Baldwin explains that white LGBTQ men and women feel slighted precisely because they know that had they been straight, they would have been heirs to incomparable privilege. In a 1984 interview with Richard Goldstein, then the editor of the Village Voice, Baldwin said, “I think white gay people feel cheated because they were born, in principle, in a society in which they were supposed to be safe. The anomaly of their sexuality puts them in danger, unexpectedly.” He went on to say:
Their reaction seems to me in direct proportion to their sense of feeling cheated of the advantages which accrue to white people in a white society. There’s an element, it has always seemed to me, of bewilderment and complaint.
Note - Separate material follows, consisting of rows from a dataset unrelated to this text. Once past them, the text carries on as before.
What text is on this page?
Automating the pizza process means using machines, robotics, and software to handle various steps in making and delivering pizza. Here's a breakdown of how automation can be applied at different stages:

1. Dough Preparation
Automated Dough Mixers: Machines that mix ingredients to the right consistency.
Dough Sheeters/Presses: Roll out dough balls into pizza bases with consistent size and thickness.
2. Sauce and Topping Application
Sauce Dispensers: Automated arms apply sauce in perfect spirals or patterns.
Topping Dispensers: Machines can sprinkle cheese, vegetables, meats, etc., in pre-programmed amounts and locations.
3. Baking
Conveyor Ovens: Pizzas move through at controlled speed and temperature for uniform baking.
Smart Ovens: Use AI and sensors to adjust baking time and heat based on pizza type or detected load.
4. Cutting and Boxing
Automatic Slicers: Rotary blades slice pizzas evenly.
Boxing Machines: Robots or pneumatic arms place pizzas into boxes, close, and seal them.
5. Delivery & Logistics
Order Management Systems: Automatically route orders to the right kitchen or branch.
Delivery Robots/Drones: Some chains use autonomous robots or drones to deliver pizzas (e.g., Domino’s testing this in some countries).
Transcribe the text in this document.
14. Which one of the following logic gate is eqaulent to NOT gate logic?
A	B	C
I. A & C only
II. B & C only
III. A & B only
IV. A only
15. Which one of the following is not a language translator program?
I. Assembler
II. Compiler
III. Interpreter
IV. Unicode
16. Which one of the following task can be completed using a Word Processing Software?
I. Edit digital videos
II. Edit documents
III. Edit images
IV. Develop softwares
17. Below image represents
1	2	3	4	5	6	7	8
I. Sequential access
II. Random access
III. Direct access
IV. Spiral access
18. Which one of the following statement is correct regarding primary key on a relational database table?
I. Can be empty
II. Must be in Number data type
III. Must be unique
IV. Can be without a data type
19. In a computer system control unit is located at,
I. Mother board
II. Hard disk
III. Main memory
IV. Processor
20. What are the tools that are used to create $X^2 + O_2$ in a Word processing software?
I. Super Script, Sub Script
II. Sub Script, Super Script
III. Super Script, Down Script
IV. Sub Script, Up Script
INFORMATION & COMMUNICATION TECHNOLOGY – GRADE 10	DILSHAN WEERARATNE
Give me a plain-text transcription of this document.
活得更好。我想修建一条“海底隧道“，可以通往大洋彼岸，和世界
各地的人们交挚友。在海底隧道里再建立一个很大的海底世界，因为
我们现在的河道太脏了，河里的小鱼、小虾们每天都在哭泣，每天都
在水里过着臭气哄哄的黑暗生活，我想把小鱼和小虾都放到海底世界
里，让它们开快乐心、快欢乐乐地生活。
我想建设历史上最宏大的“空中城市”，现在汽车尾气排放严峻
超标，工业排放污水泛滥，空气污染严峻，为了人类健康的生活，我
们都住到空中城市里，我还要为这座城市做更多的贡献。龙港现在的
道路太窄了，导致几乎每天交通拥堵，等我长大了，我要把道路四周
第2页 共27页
Now that may sound very harsh, but the gay world as such is no more prepared to accept black people than anywhere else in society.
He concludes the write up with the thought that although strides are being made with gay rights, they will never be the same as the struggles with racism.
As we celebrate Black History Month this February, and as we await the Supreme Court’s decision on marriage equality, we must remember that the struggle to restore dignity to people is not finished. The work to ensure that all people have access to fair and equitable employment, health care and proper medical attention and aren’t targets for violence by the police or their fellow community members must continue even after gays and lesbians are granted the right to marry the persons they love. This is not a new civil rights movement as some have said but a different one.
Baldwin’s legacy teaches me, as a white person and an LGBTQ activist, that gay will never be the new black, and that the fight for racial equality is far from over.